Key Developments in 2016: 
  • In June, police fired on student protesters in Port Moresby as the students prepared to march to the parliament to call for Prime Minister Peter O’Neill’s resignation. Police said 23 people were injured.
  • In July, O’Neill easily survived a parliamentary no-confidence vote.
  • In August, O’Neill announced a significant hike in the nomination fee for candidates contesting the 2017 legislative elections. Critics said the increased fee, ostensibly meant to support the operations of the Electoral Commission, would exclude candidates who could not afford to pay it.
  • In April, the Supreme Court ruled an Australian-run facility for asylum seekers unconstitutional, saying its residents were held there against their will, thus violating their personal liberty. The facility, which is located on Manus Island and has faced criticism for poor conditions within, remained open at year’s end.
Executive Summary: 

In 2016, Prime Minister O’Neill fended off widespread criticism over longstanding corruption allegations that involved millions of dollars’ worth of public funds allegedly paid out to a private law firm. He easily survived a parliamentary no-confidence vote in July, with 21 lawmakers voting for his removal and 85 voting in his favor. The vote came after a June incident at a campus of the University of Papua New Guinea in Port Moresby, in which police had opened fire on students as they prepared to march to the parliament to call for O’Neill’s resignation; police said 23 people were injured. Transport workers also took strike actions during the year to protest O’Neill’s continued leadership.

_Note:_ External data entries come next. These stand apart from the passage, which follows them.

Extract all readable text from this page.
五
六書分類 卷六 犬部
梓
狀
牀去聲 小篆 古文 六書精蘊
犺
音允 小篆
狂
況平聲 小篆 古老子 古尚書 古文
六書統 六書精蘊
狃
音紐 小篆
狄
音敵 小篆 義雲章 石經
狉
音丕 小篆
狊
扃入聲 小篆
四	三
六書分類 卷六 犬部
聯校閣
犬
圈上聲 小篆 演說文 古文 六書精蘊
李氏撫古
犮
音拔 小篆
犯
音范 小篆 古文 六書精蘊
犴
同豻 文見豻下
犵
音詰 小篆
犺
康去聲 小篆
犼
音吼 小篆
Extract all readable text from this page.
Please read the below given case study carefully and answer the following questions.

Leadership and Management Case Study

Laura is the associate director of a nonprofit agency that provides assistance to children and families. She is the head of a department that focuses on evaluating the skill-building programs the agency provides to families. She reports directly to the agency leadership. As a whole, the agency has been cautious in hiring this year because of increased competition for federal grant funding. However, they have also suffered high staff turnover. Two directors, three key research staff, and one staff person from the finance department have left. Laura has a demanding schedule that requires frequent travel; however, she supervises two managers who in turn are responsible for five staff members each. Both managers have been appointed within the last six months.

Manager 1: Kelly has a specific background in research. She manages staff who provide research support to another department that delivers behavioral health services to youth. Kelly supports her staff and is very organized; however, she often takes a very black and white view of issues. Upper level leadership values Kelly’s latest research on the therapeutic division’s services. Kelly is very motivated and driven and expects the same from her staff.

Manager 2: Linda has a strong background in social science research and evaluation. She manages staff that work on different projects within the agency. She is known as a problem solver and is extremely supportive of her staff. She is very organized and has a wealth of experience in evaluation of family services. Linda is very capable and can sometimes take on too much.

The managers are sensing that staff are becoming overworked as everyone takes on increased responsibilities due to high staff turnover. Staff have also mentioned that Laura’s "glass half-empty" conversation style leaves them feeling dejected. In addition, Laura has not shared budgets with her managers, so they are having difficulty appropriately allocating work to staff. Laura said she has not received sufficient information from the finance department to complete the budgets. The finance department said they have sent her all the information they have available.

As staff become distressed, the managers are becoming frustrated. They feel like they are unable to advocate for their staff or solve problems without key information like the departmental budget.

In August, O’Neill announced a hike in the nomination fee for candidates contesting the 2017 legislative elections to 10,000 kina ($3,150), a substantial increase from the previous rate of 2,000 kina ($630). The fee increase was purportedly aimed at filling a gap in funding for the Electoral Commission, but critics said it would effectively reduce the number of candidates by excluding ones that could not afford to pay it.

Pervasive corruption is the biggest hindrance to development, and the country’s anticorruption bureaucracies have been subject to political interference. Plans to establish a new Independent Commission against Corruption had not been realized at the end of 2016. A previous anticorruption body known as Taskforce Sweep was eventually defunded after bringing corruption claims against O’Neill.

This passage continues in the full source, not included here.